Tackling traffic: Residents get early look at county’s Neptune Road project

Traffic on Neptune Road, east of Partin Settlement Road, was backed up Monday afternoon.

Widening Neptune Road – a vital connector between Kissimmee and St. Cloud – is number one on Osceola County’s list of construction priorities.  

Before work can begin though, a lengthy $1.5 million Project Development and Environment (PD&E) study must first occur. The study was launched last fall and planning staff isn’t expected to wrap up until January or February 2020.

But on April 11, residents had a chance to ask questions, give comments and see what planners and consultants have accomplished so far during a community meeting held at the Osceola County Administrative Building.

The affected roadway stretches just under four miles along Neptune Road from U.S. Highway 192 to Partin Settlement Road. The area narrows to two lanes at various points, which can cause congestion, gridlock and accidents that the new project aims to remedy. According to Florida Department of Transportation crash statistics, accidents along the affected area have steadily increased over the years, from 42 cases in 2014 to 108 in 2017.

The overall number of vehicles traveling along Neptune also increased about 18 percent from 2010 to 2017.

Poster board displays of alternative designs and evaluations were posted at the April 11 community meeting for residents to view, as well as a looping video presentation explaining key takeaways.

The whole Neptune Road project is divided into several parts. Here are some highlights.

From Partin Settlement Road to Ames Haven Road.

Both alternatives being considered for this section include a four-lane divided roadway with 11-foot wide lanes. There would also be a 4-foot bicycle lane and a 12-foot recreational path provided on both sides of this 1.8-mile stretch.  

In Alternative One, widening occurs mostly to the north of Neptune Road and a minimum of 130 feet of right-of-way is needed.

Alternative Two widens Neptune Road mostly to the south, requires the relocation of power poles and at least 139 feet of right-of-way.

From Ames Haven Road to Old Canoe Creek Road.

There would be widening on both sides of the street along a one-mile section of Neptune stretching from Ames Haven to the canal by the Florida’s Turnpike.

Widening on the south side of Neptune Road would then occur for another half mile from the canal to Old Canoe Creek Road.

A minimum of 130 feet of right-of-way is required.

From Partin Settlement Road to Old Canoe Creek Road.

This section will have a major impact on surrounding neighborhoods, with right-of-way effecting between 58 and 75 residential parcels. Another six to eight non-residential parcels could be impacted.

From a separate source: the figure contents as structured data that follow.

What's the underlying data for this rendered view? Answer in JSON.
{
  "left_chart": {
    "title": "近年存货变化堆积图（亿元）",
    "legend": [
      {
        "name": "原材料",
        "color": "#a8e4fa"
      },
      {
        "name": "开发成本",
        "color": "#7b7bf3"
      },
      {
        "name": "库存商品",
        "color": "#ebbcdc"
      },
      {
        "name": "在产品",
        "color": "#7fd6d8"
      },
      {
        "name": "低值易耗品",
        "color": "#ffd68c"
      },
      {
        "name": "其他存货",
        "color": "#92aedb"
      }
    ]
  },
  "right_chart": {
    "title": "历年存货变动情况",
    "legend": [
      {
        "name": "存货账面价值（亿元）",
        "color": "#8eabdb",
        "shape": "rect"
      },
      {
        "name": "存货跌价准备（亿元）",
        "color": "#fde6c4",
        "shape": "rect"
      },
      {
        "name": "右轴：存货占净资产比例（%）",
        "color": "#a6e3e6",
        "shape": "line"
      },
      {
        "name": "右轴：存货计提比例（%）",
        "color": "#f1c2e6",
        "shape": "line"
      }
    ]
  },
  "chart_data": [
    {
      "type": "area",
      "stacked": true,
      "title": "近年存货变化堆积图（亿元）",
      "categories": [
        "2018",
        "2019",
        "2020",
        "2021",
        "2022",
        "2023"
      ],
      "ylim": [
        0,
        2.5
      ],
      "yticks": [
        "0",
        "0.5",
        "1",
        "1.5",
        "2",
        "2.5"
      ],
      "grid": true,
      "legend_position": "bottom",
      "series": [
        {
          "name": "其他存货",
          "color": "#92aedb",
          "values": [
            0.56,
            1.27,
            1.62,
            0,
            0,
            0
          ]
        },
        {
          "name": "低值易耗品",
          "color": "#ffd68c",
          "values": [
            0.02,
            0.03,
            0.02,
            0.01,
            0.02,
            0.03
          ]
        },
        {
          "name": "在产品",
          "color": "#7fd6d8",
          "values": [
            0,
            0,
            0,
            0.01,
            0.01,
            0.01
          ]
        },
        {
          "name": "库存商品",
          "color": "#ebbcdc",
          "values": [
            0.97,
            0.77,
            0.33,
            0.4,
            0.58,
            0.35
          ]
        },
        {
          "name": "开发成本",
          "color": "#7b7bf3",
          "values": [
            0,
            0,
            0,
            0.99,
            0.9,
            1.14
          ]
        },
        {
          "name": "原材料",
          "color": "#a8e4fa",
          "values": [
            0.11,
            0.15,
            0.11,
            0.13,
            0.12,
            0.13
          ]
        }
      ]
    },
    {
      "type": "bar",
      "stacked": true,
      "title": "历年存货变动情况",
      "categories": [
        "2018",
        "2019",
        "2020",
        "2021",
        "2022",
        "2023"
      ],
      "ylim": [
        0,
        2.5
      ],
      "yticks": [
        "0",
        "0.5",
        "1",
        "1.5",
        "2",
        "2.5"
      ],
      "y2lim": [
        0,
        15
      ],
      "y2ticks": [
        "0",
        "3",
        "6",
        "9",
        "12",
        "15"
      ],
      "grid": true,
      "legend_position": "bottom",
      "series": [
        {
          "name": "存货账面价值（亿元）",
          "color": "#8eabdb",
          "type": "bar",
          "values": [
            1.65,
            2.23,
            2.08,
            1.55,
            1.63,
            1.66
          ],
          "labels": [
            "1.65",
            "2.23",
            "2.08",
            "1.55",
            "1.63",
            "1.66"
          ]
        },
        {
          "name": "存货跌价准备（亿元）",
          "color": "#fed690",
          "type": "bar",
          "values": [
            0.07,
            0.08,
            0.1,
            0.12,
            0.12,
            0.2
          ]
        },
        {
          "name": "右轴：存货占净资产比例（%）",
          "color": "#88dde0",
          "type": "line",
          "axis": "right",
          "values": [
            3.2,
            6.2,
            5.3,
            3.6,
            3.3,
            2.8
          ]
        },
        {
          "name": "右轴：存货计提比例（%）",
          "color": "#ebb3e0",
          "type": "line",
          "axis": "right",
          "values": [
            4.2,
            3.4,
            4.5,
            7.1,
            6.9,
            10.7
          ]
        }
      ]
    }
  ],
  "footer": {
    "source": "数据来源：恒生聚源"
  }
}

Between 9 and 25 residential relocations could take place along this 3.4-mile section. It comes with a big price tag, too. Construction costs without right-of-way land acquisition is estimated between $39 and $40 million and up to $4 million in utility relocation costs.

There isn’t any adverse impact to wildlife expected here, but there are medium impacts to wetlands and flood plains.

From Old Canoe Creek Road to U.S. Highway 192.

Two alternatives are being considered for this half-mile section.

Alternative A includes a four-lane, undivided road with 10-foot lanes, a 10-foot recreational path on the north side of Neptune and a 6-foot sidewalk on the south side. It’s not expected to require additional right-of-way.

Alternative B calls for a five-lane road with 10-foot lanes and an 11-foot center left-turn lane where a median is being considered in various spots. There would also be a 10-foot recreational path on the north side of Neptune along with a 6-foot wide sidewalk on the south side. It would require some additional right-of-way on the north side.

There are no relocations required for either alternative.  

Construction costs for this section could range from $3.3 million to $3.5 million and no utility relocation costs are expected.

There are no expected environmental or wildlife impacts to this area.

County and consulting staff will fine-tune project details and data before hosting a final public input meeting in January.

Finally, staff will make a presentation to county commissioners, who will choose whether to build the project or not.

Funding will dictate how quickly construction occurs. Design, right-of-way acquisition, and construction could take five to six years, said  Josh DeVrives, director of planning for the county.